I can’t believe my sweet little baby is going to be an official, card-carrying two-year-old in a single month. Two years has flown by like an out-of-control, yet strangely happy, tornado…it feels like I just gave birth a month ago, and yet here we are. Every day when I shower and dress, I look down at my Cesarean scar and remember in vivid detail how Joshua’s birthday happened.
And now, two years and countless milestones later, Joshua Bear and I find ourselves holding hands at a crossroads.

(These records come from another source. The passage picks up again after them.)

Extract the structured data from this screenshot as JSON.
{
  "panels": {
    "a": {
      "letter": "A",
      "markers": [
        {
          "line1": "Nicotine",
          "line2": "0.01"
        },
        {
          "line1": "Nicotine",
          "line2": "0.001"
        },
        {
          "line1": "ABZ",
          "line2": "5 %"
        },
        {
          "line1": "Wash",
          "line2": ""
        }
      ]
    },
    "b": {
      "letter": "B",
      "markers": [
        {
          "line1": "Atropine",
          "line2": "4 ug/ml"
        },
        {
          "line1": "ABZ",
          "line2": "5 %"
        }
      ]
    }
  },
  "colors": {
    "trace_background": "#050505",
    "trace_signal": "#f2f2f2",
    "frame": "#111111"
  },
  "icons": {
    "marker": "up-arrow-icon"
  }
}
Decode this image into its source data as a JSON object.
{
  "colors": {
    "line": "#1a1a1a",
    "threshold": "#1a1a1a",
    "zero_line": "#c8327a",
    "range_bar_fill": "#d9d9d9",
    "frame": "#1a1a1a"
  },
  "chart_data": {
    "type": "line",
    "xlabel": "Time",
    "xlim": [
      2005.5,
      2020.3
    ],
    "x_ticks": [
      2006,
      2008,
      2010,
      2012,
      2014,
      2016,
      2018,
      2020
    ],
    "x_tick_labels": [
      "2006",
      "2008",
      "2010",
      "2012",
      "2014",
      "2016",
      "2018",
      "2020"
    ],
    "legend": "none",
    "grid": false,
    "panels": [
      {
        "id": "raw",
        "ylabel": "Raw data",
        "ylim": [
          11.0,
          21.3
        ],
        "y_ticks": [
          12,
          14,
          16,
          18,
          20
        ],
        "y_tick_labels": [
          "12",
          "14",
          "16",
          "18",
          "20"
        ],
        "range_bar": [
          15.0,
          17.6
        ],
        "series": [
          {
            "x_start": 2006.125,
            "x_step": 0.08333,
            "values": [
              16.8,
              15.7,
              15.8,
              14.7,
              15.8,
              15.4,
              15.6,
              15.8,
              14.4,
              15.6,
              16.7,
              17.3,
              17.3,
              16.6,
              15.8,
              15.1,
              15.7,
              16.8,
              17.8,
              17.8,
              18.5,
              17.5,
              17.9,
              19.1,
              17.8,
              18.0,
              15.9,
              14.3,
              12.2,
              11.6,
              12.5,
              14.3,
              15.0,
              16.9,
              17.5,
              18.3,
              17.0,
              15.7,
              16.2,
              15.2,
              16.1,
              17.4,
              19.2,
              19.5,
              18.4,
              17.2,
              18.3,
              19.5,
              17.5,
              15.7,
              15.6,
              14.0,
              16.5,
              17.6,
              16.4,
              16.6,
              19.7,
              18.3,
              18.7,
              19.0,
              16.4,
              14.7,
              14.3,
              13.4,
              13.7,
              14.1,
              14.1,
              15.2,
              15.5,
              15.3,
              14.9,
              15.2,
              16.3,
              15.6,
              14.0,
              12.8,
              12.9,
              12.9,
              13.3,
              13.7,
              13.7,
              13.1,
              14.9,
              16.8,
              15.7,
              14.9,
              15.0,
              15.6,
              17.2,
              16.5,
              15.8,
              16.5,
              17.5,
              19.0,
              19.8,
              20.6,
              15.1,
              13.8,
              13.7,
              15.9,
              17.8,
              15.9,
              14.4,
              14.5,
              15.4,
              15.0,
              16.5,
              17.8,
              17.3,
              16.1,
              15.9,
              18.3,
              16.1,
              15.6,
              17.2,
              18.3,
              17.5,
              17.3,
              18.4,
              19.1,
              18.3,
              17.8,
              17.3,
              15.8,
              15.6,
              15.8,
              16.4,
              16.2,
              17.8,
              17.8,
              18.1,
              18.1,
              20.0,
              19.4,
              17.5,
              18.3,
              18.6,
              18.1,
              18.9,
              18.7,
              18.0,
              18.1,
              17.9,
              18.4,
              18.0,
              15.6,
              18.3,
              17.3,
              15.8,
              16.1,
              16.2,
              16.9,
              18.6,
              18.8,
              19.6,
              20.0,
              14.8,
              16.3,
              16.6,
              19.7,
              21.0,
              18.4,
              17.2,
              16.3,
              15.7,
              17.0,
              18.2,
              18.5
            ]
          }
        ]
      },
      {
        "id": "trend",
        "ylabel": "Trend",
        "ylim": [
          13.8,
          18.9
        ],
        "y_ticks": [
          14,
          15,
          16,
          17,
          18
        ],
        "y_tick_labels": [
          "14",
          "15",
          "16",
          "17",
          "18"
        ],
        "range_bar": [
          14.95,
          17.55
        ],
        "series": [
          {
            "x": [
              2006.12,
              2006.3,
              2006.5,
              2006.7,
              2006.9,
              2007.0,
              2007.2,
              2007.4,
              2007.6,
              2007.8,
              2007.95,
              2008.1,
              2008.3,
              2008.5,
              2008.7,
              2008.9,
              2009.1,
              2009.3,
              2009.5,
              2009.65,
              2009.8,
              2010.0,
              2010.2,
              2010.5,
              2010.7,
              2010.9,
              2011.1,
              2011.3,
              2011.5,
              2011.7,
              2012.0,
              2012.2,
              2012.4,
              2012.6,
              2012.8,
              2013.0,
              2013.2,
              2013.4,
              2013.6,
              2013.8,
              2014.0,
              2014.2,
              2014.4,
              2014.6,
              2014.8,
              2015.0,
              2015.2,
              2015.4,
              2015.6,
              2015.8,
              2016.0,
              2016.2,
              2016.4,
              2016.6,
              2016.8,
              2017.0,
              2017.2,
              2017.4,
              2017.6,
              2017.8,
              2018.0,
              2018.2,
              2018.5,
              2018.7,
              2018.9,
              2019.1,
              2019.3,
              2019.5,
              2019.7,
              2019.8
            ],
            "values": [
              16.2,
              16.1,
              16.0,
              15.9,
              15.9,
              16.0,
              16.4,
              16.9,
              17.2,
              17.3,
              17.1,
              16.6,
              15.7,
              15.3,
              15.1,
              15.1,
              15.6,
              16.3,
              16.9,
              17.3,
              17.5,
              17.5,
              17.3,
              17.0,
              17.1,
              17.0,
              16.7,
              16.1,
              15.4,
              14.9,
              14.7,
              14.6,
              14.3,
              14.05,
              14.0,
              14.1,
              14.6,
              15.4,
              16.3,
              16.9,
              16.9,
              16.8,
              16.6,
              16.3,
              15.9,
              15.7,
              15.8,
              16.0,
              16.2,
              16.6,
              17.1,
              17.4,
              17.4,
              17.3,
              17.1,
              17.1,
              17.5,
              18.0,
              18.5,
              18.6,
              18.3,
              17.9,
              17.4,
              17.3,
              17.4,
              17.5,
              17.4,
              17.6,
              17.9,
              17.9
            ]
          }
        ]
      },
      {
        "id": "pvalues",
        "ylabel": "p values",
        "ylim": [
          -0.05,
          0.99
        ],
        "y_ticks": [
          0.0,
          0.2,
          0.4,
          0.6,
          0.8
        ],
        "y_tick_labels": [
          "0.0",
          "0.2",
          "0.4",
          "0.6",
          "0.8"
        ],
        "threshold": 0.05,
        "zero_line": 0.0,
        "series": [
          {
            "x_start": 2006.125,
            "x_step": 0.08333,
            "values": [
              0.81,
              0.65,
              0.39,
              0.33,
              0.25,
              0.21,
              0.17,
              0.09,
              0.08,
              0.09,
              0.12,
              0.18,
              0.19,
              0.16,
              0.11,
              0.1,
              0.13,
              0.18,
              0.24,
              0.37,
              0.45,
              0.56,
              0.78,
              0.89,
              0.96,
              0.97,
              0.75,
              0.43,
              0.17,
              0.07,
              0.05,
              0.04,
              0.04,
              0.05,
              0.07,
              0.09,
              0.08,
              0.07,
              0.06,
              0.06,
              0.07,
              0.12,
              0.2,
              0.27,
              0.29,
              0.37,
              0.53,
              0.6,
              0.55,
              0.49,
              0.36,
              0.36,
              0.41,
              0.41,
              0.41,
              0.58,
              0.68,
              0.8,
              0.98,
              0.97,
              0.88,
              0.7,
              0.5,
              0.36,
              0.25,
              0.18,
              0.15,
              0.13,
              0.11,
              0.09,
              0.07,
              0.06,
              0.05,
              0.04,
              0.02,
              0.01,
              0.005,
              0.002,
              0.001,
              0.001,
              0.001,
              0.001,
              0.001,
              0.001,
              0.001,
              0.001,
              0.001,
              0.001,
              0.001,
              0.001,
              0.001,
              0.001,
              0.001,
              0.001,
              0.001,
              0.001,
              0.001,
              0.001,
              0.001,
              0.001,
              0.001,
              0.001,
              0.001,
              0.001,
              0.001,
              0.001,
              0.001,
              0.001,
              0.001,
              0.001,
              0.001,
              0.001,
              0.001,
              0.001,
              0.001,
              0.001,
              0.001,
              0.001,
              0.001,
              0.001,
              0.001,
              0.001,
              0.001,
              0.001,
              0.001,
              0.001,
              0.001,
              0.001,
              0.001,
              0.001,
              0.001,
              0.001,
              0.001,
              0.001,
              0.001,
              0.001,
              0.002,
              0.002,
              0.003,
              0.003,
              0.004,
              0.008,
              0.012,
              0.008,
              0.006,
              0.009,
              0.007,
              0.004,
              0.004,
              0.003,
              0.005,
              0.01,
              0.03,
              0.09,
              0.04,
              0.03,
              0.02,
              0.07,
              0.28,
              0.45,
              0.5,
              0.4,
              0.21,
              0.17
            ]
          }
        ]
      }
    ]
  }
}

See, over the last two years, I’ve done many things “wrong” (in some parents’ eyes, at least). I’ve always rocked my son to help him relax and, eventually, sleep; I’ve shared my bed when he’s had difficulty sleeping on his own, both in the crib and now his big-boy bed; and I’ve allowed him nearly free reign of our house, because we could never justify paying for one of those Superyard things to confine him to a single small space.
But my biggest mistake?
That would be these little beauties — the Binkies.
My kid is glued to these things like he would die without them. Seriously, sometimes I wonder if his life depends on them! Getting him to let go of the Binky is going to take a Herculean effort, I just know it. Frankly, I’m a little lost and a lot scared. I don’t know how we’re going to manage without them! Joshua Bear mainly uses them for nap and bedtime, and for stressful situations. I generally don’t let him have it all day, every day anymore like I did when he was an infant. Unfortunately, though, he’s had these pacifiers long enough that they work like a drug now: as soon as he gets a visual on one he freaks out; the second it’s in his hands, he’s excited; and the moment it enters his mouth, it’s like he’s on the fast track to Pleasantville. He has a few stuffed animals that he likes, but as far as he’s concerned, nothing comes close to the power of the Binky.
We’re one month away from two, and it’s time to let it go. I’ve done some research online and found a few ideas to help Joshua break up with the Binky (and please pardon my cynicism in advance):
1. Take it away, cold turkey, and offer a stuffed animal or blankie to replace it as his comfort item. (The last time we did something cold turkey, I nearly tore all my hair out.)
2. Snip off the tip of the silicone nipple so that when he puts it in his mouth, it doesn’t work correctly. He’s supposed to reject the Binky after this happens. (But he has teeth — couldn’t he just chew up what’s left of the nipple, making it a potential choking hazard?)
3. Put it under his pillow and tell him the Binky Fairy is coming to take it away for a child in need. (Is my not-yet-two-year-old seriously supposed to understand all that?)
4. Take Joshua to a toy store and let him pick out a new toy. Speak with the cashier in advance and let them know so that when Joshua walks up to the register to pay in Binkies, they won’t look at us like we’re completely insane. (It’s a cute idea, but I don’t think we can actually take a toy out of the store after paying for it with a used pacifier…and what toy store employee is going to willingly take a just-used Binky from my kid?)
5. When he’s not looking, throw it away. Then when he looks for it, tell him I can’t find it and try looking for it together. When it doesn’t turn up, offer a stuffed animal or blankie and hope he forgets about it. (We’ve tried this one in the past and it clearly didn’t work for us.)
6. Tell him about the Binky Fairy, then take him to Build-a-Bear, make an animal and call it Binky. That night, use the Binky Fairy takeaway idea.
7. Take him to the doctor for his well visit. While there, have the doctor explain to him that she takes pacifiers from big kids to give to babies in need. After giving up the Binky to the doctor, take him to the store to buy a new toy. (He knows he gets shots there, so she’s already the bad guy…so now she’s supposed to go from bad to worse in his eyes? No thanks!)
But even after reading all of these ideas, I still found several articles saying that it’s okay to keep the Binky until after potty training is completed. Joshua Bear is actually showing signs of potty-training readiness, but I don’t want to push it before he’s fully ready, and I don’t believe he will be within a month. Other articles have stated that as long as it’s not impeding his speech and/or oral development (not to make excuses, but I don’t believe that it is), he should be allowed to keep it until he’s ready to let go of it on his own. To be honest, though, I don’t really want my son going to pre-K or kindergarten and still asking for his Binky after school!
One month to two, and I have no idea what to do!